The three vehicles came roaring in across the sand. The black Nissan on the left, the Dodge on the right, the armed pickup in the middle. The.50-cal spurted flame. Bullets chewed through the smashed train.

‘The rocks!’ Ben yelled at the staggering survivors. ‘Make for the rocks!’

People fled in panic as gunfire churned up the sand. A middle-aged man in a business suit was desperately running for cover, clutching an attache case, when a long sustained chattering burst from the machine gun pitched him forward with his arms outflung. Papers from his ripped attache case tumbled across the ground.

But he was the last victim that the gunner would ever claim. The fire control system diode turned green as Ben’s sights locked onto the pickup. The FN blasted its grenade and the truck exploded violently. The other vehicle swerved out of its path as it flipped and rolled.

Ben loaded another grenade. Aimed at Kamal’s Nissan and fired. But the driver somehow managed to swerve out of his line of fire. The grenade impacted on the rusty Dodge and kicked it away like a toy. It blew apart into a million pieces as the fuel tank ruptured.

The Nissan was the only one left now. The driver banked sharply off course and the engine rasped as he accelerated away in the sand, wheels spinning. Ben chased the vehicle with a long burst of automatic fire, the FN bucking in his hands. Then his magazine was empty and the Nissan was disappearing fast into the morning heat haze.

He lowered the rifle. It was over for now. Kamal had taken a battering, down from eight men to three. But Ben knew he hadn’t seen the last of him.

He ran back to the small crowd of survivors huddled among the rocks. Faces watched him, pale and frightened, streaked with dust and tears.

‘Will they come back?’ a woman asked.

‘No,’ Ben replied. ‘They’re gone.’

Suddenly the questions were firing from all sides.

‘I can’t find my wife.’

‘What’s going to happen to us?’

‘How far are we from Aswan?’

Then a small Egyptian man in his late fifties stepped up. His suit was dusty and rumpled, and his long, thin face bore the melancholy look of someone who’d seen a lot of suffering in the past and was resigned to the knowledge that he’d see a lot more in the future. ‘I am a doctor. Let me help you.’

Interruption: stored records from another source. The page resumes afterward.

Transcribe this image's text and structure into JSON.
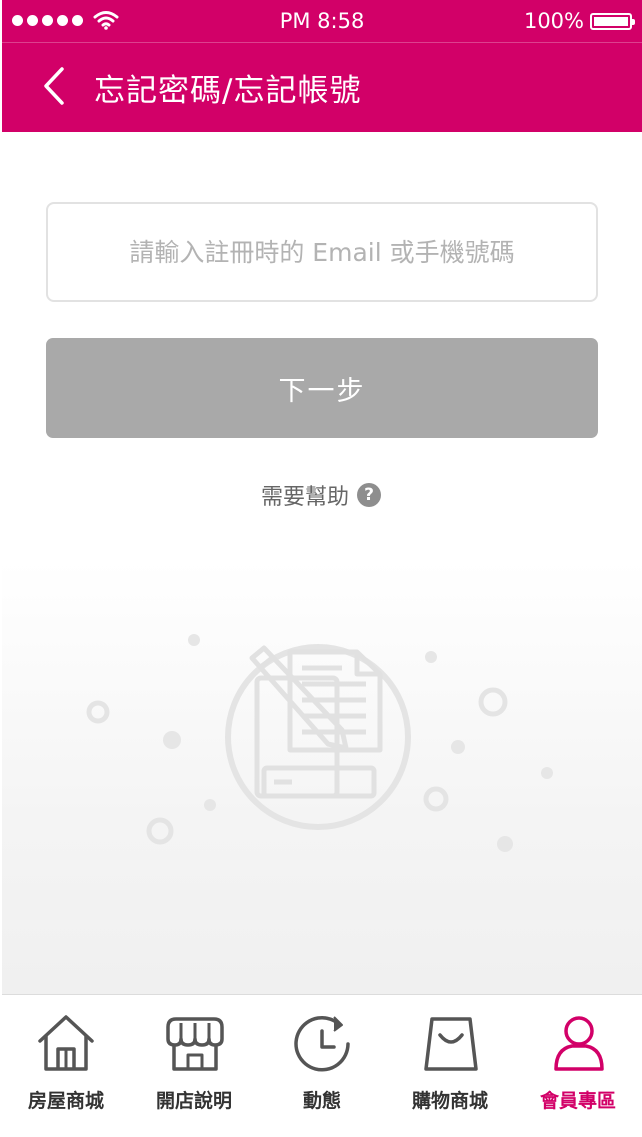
{
  "status_bar": {
    "time": "PM 8:58",
    "battery": "100%"
  },
  "nav": {
    "title": "忘記密碼/忘記帳號",
    "back_icon": "chevron-left-icon"
  },
  "form": {
    "input_placeholder": "請輸入註冊時的 Email 或手機號碼",
    "input_value": "",
    "next_label": "下一步",
    "help_label": "需要幫助",
    "help_icon_glyph": "?"
  },
  "tabs": [
    {
      "label": "房屋商城",
      "icon": "house-icon",
      "active": false
    },
    {
      "label": "開店說明",
      "icon": "storefront-icon",
      "active": false
    },
    {
      "label": "動態",
      "icon": "clock-refresh-icon",
      "active": false
    },
    {
      "label": "購物商城",
      "icon": "shopping-bag-icon",
      "active": false
    },
    {
      "label": "會員專區",
      "icon": "user-icon",
      "active": true
    }
  ],
  "colors": {
    "brand": "#d20068",
    "button_disabled": "#a9a9a9",
    "tab_icon": "#555555"
  }
}
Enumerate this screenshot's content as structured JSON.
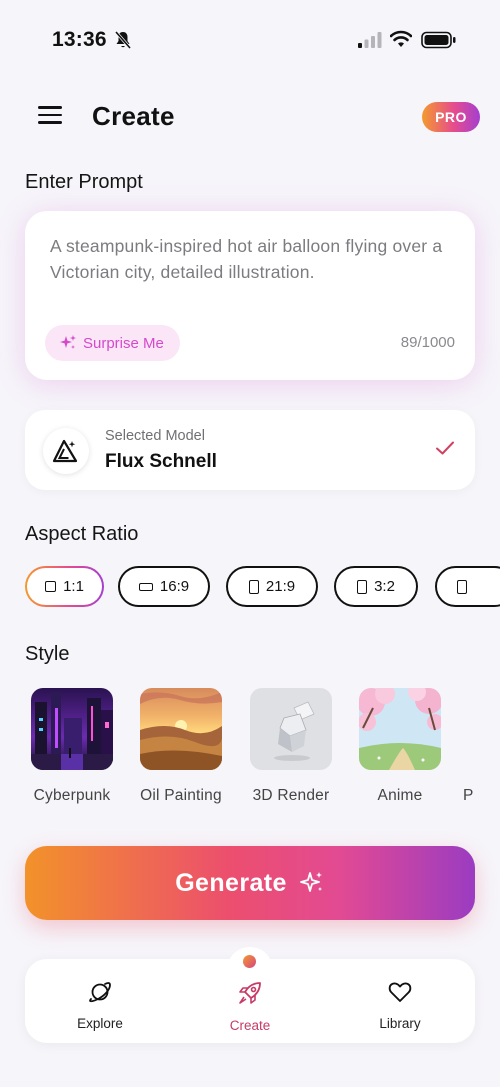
{
  "status_bar": {
    "time": "13:36"
  },
  "header": {
    "title": "Create",
    "pro_badge": "PRO"
  },
  "prompt": {
    "section_label": "Enter Prompt",
    "text": "A steampunk-inspired hot air balloon flying over a Victorian city, detailed illustration.",
    "surprise_label": "Surprise Me",
    "counter": "89/1000"
  },
  "model": {
    "caption": "Selected Model",
    "name": "Flux Schnell"
  },
  "aspect": {
    "section_label": "Aspect Ratio",
    "options": [
      "1:1",
      "16:9",
      "21:9",
      "3:2"
    ],
    "selected": "1:1"
  },
  "style": {
    "section_label": "Style",
    "items": [
      {
        "label": "Cyberpunk"
      },
      {
        "label": "Oil Painting"
      },
      {
        "label": "3D Render"
      },
      {
        "label": "Anime"
      },
      {
        "label": "P"
      }
    ]
  },
  "generate": {
    "label": "Generate"
  },
  "nav": {
    "items": [
      {
        "label": "Explore",
        "icon": "planet-icon"
      },
      {
        "label": "Create",
        "icon": "rocket-icon"
      },
      {
        "label": "Library",
        "icon": "heart-icon"
      }
    ],
    "active": "Create"
  },
  "colors": {
    "accent_pink": "#e64c8d",
    "accent_orange": "#f39a2f",
    "accent_purple": "#a43fd0",
    "background": "#f6f5fa"
  }
}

Ten minutes later, the wounded were being attended to as well as the doctor could manage with the limited first-aid kit from the guard’s van. All the water supplies they could find were gathered together in the shade of a rock. Ben used the radio from one of the dead cops to call the attack in to the Cairo police. Emergency teams would be on their way. He gave Kirby the rifle and the holdall to look after as he ran the length of the train, pulling open doors, searching through corridors and sleeper compartments, looking for more survivors. The first carriage he searched was sitting at a crazy angle, propped up against the one in front of it. Inside, he found a frail old man lying splayed out on the sloping floor. His neck was broken. It looked like he’d been sleeping when the crash happened, come flying off his bunk and hit the washbasin. Ben felt deeply saddened by the sight, and his hands were shaking with rage as he lifted the body out and laid it carefully on the ground outside.

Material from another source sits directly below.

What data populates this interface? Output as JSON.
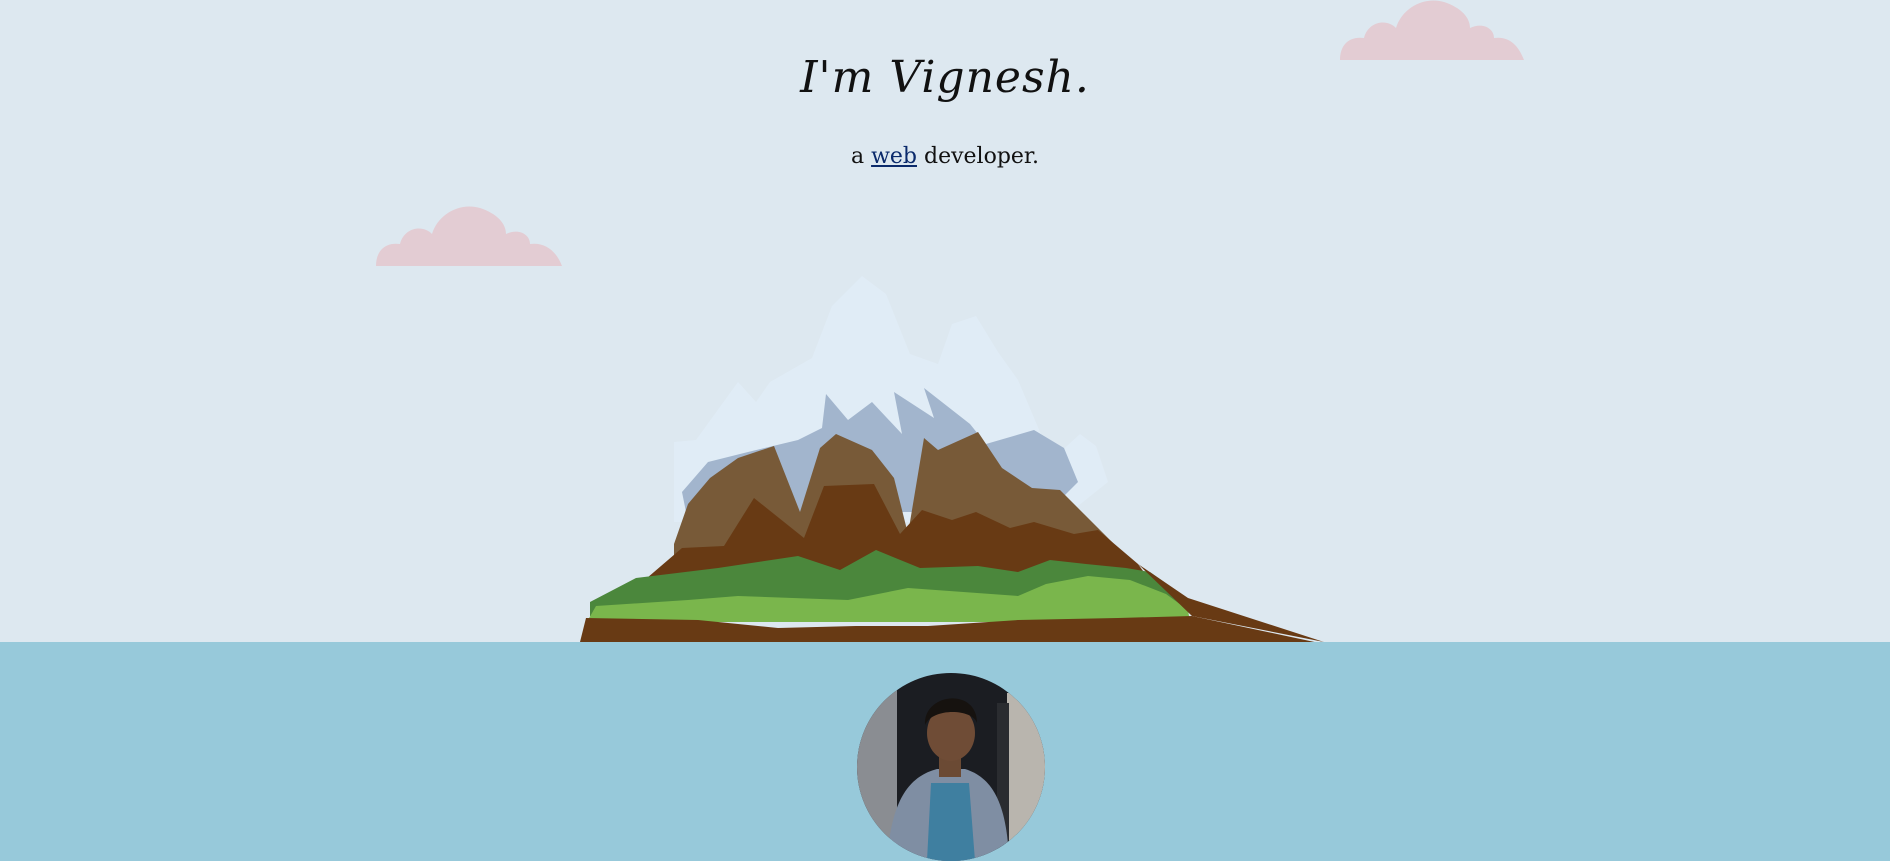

In a short time, he found four more survivors in the wreck, three of them walking wounded and one with a concussion, and delivered them to safety among the rocks. But there were more dead than alive inside the train. The driver had taken a bullet as he sat at the controls. The guard nearest to the RPG strike had had his throat blown out by shrapnel, the other had been crushed in the impact of the derailment. All three plainclothes cops had been shot dead. One of them had caught a burst of machine-gun fire across the torso that had separated him into two pieces. The same string of bullets had killed a young couple as they sat together on their bunk.

Eleven bodies in all, not counting the charred remains that everyone knew were still trapped inside the smoking husks of the two badly burned-out and overturned carriages. Their recovery would be the terrible task facing the paramedic teams and fire crew, when they arrived.

Ben arranged the dead in a row on the ground a few yards from the train, and a woman passenger who turned out to be an ex-nurse helped him to cover them with sheets and blankets that they weighed down with rocks. Then he gathered up the weapons from the three dead cops, in case they fell into the wrong hands. Finding a fire extinguisher in the guard’s van, he used it to douse the flames in the carriages that were still smouldering.

Once he was assured that the fires were all out and the survivors were safe, he returned to their sleeper compartment and muttered a quick thanks to God that the fire hadn’t spread that far. Digging through broken glass and wreckage, he retrieved his phone, cash and the laminated photocopy of the Wenkaura map that Claudel had made for him.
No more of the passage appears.